The performances here are first class, with lots of life and a real period feel. There’s nothing prissy or restrained about them—they’re really very alive. Thoroughly enjoyable.

Giv Cornfield
The New Recordings, Cliffs Classics, August 2008

This delightful disc offers a stroll in the garden of Papa Haydn’s creations, with the smiling author at his genial best. Yet it is not what one might expect. The Horn concerto is one of two in the key of D, an extremely demanding work that soloist Dmitri Babanov sails through impeccably (the other concerto is spurious). The harpsichord concerto, also in D, is not “the” familiar one, but rather one of over a dozen works for keyboard and strings written over the long span at Esterhaza—a good, substantial vehicle for soloist Harald Hoeren’s mastery. The double concerto for violin, keyboard and strings features excellent violinist Ariadne Daskalakis (the blurb refers to this work as Haydn’s only double concerto, but surely the 1765 Sinfonia Concertante also belongs in this category). The CD ends with the great evergreen Trumpet Concerto in Eb, wherein soloist Juergen Schuster does himself proud. Mueller-Bruehl’s solid direction of the Cologne Chamber Orchestra is a model of reliability and good taste.

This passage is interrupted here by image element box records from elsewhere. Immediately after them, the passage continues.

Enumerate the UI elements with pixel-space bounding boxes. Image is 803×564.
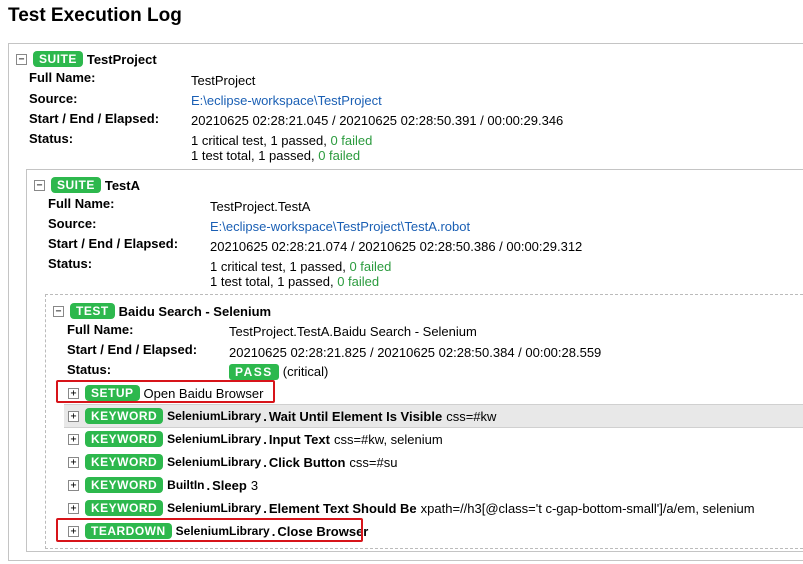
keyword-name: Sleep — [212, 477, 247, 493]
test-name: Baidu Search - Selenium — [118, 303, 272, 319]
times-value: 20210625 02:28:21.825 / 20210625 02:28:5… — [229, 345, 602, 360]
suite-name: TestA — [104, 177, 140, 193]
suite-badge: SUITE — [33, 51, 83, 67]
keyword-owner: BuiltIn — [167, 478, 205, 492]
keyword-row[interactable]: + KEYWORD BuiltIn . Sleep 3 — [68, 474, 258, 496]
suite-header-testproject[interactable]: − SUITE TestProject — [16, 50, 157, 68]
keyword-name: Wait Until Element Is Visible — [268, 408, 443, 424]
full-name-value: TestProject — [191, 73, 256, 88]
status-label: Status: — [29, 131, 74, 146]
suite-name: TestProject — [86, 51, 157, 67]
collapse-toggle-icon[interactable]: − — [16, 53, 27, 65]
status-critical-text: 1 critical test, 1 passed, — [191, 133, 331, 148]
keyword-dot: . — [263, 454, 267, 470]
keyword-dot: . — [263, 408, 267, 424]
keyword-dot: . — [263, 500, 267, 516]
full-name-label: Full Name: — [48, 196, 115, 211]
keyword-badge: KEYWORD — [85, 408, 164, 424]
keyword-badge: KEYWORD — [85, 500, 164, 516]
collapse-toggle-icon[interactable]: − — [34, 179, 45, 191]
expand-toggle-icon[interactable]: + — [68, 410, 79, 422]
keyword-owner: SeleniumLibrary — [167, 409, 262, 423]
expand-toggle-icon[interactable]: + — [68, 387, 79, 399]
expand-toggle-icon[interactable]: + — [68, 456, 79, 468]
keyword-args: Open Baidu Browser — [143, 385, 264, 401]
full-name-label: Full Name: — [29, 70, 96, 85]
keyword-name: Element Text Should Be — [268, 500, 417, 516]
expand-toggle-icon[interactable]: + — [68, 502, 79, 514]
source-label: Source: — [48, 216, 97, 231]
status-failed-count: 0 failed — [349, 259, 392, 274]
collapse-toggle-icon[interactable]: − — [53, 305, 64, 317]
expand-toggle-icon[interactable]: + — [68, 433, 79, 445]
times-value: 20210625 02:28:21.045 / 20210625 02:28:5… — [191, 113, 564, 128]
full-name-label: Full Name: — [67, 322, 134, 337]
keyword-owner: SeleniumLibrary — [167, 455, 262, 469]
keyword-row[interactable]: + KEYWORD SeleniumLibrary . Click Button… — [68, 451, 397, 473]
expand-toggle-icon[interactable]: + — [68, 525, 79, 537]
keyword-row[interactable]: + KEYWORD SeleniumLibrary . Input Text c… — [68, 428, 443, 450]
source-link[interactable]: E:\eclipse-workspace\TestProject\TestA.r… — [210, 219, 470, 234]
times-label: Start / End / Elapsed: — [67, 342, 198, 357]
keyword-dot: . — [206, 477, 211, 493]
keyword-name: Close Browser — [277, 523, 369, 539]
keyword-row-setup[interactable]: + SETUP Open Baidu Browser — [68, 382, 263, 404]
full-name-value: TestProject.TestA.Baidu Search - Seleniu… — [229, 324, 477, 339]
page-title: Test Execution Log — [8, 5, 182, 26]
test-header[interactable]: − TEST Baidu Search - Selenium — [53, 302, 271, 320]
keyword-row-teardown[interactable]: + TEARDOWN SeleniumLibrary . Close Brows… — [68, 520, 372, 542]
keyword-args: 3 — [250, 477, 259, 493]
keyword-name: Input Text — [268, 431, 330, 447]
times-value: 20210625 02:28:21.074 / 20210625 02:28:5… — [210, 239, 583, 254]
source-link[interactable]: E:\eclipse-workspace\TestProject — [191, 93, 382, 108]
status-total-text: 1 test total, 1 passed, — [210, 274, 338, 289]
pass-badge: PASS — [229, 364, 279, 380]
teardown-badge: TEARDOWN — [85, 523, 172, 539]
status-label: Status: — [48, 256, 93, 271]
status-total-text: 1 test total, 1 passed, — [191, 148, 319, 163]
keyword-name: Click Button — [268, 454, 346, 470]
keyword-badge: KEYWORD — [85, 454, 164, 470]
keyword-row[interactable]: + KEYWORD SeleniumLibrary . Wait Until E… — [68, 405, 496, 427]
times-label: Start / End / Elapsed: — [29, 111, 160, 126]
status-failed-count: 0 failed — [318, 148, 361, 163]
keyword-owner: SeleniumLibrary — [167, 432, 262, 446]
keyword-dot: . — [271, 523, 276, 539]
full-name-value: TestProject.TestA — [210, 199, 311, 214]
status-critical-text: 1 critical test, 1 passed, — [210, 259, 350, 274]
suite-header-testa[interactable]: − SUITE TestA — [34, 176, 140, 194]
status-failed-count: 0 failed — [337, 274, 380, 289]
test-badge: TEST — [70, 303, 115, 319]
keyword-args: css=#kw — [446, 408, 497, 424]
status-note: (critical) — [282, 364, 329, 379]
keyword-dot: . — [263, 431, 267, 447]
status-value: 1 critical test, 1 passed, 0 failed 1 te… — [191, 133, 372, 163]
status-failed-count: 0 failed — [330, 133, 373, 148]
expand-toggle-icon[interactable]: + — [68, 479, 79, 491]
suite-badge: SUITE — [51, 177, 101, 193]
keyword-args: xpath=//h3[@class='t c-gap-bottom-small'… — [420, 500, 755, 516]
keyword-badge: KEYWORD — [85, 477, 164, 493]
keyword-owner: SeleniumLibrary — [167, 501, 262, 515]
status-value: 1 critical test, 1 passed, 0 failed 1 te… — [210, 259, 391, 289]
status-label: Status: — [67, 362, 112, 377]
source-label: Source: — [29, 91, 78, 106]
setup-badge: SETUP — [85, 385, 140, 401]
keyword-row[interactable]: + KEYWORD SeleniumLibrary . Element Text… — [68, 497, 755, 519]
keyword-owner: SeleniumLibrary — [175, 524, 270, 538]
keyword-args: css=#su — [349, 454, 398, 470]
keyword-args: css=#kw, selenium — [333, 431, 443, 447]
keyword-badge: KEYWORD — [85, 431, 164, 447]
status-value: PASS (critical) — [229, 364, 328, 380]
times-label: Start / End / Elapsed: — [48, 236, 179, 251]
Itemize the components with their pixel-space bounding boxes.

James Manheim, August 2008

This disc by the veteran Cologne Chamber Orchestra and its conductor Helmut Müller-Brühl offers a mixed bag of concertos by Joseph Haydn, a genre that was never the composer’s strong point. This ensemble was doing unknown Classical-period chamber works well before most of the others on the scene, and their playing is precise if a bit more toward the smooth side than is fashionable these days…Trumpet Concerto in E flat major, Hob. 7e/1, one of the most familiar trumpet works in the catalog…is played quite competently by Jürgen Schuster on a modern trumpet…there is nothing in the least unpleasant about the hour of music offered here, which might serve a Haydn enthusiast reasonably well for a long commute home.

David Denton
David's Review Corner, July 2008

Having completed their cycle of Haydn’s symphonies, Naxos now turns its attention to his quite short catalogue of concertos. Of the half dozen wind concertos originally attributed to him, only the Horn Concerto in D major and the famous Trumpet Concerto in E flat major can with any certainty have come from him. Maybe it was Joseph Leutgeb, for whom Mozart wrote his concertos, who would have been the intended horn player, the score often calling for an accomplished player high on the instrument. For the basic instruments of the time it would have required much expertise, but, by contrast, Haydn had a keyed trumpet at his disposal which would have provided the possibility of writing challenging virtuosity. There is uncertainty as the origins of the Harpsichord Concerto in D major, the music probably starting out as an concerto for organ and strings and written when Haydn was working as a church organist in Vienna. There is not much to tax the harpsichordist, Harald Hoeren, the orchestra often carrying the main thrust of the composition. Haydn’s only known Double Concerto was for fortepiano, violin and strings, though the original was probably for organ (even the composer was confused in later life as to its origin). A quite short work in the conventional three movements, two fast ones surrounding the Largo, the violin often little more than an obbligato role. The soloists are uniformly good, though I wish the Horn Concerto had been played on the natural horn of the day to accentuate its rustic quality. Here the Russian, Dmitri Babanov, produces a nicely rounded tone, his valved instrument making light of Haydn’s demands. Jurgen Schuster’s German trumpet is not as bright as we hear elsewhere, singing rather than offering thrills. The Cologne Chamber Orchestra and their conductor, Helmut Muller-Bruhl, are, as usual, on home ground in this music.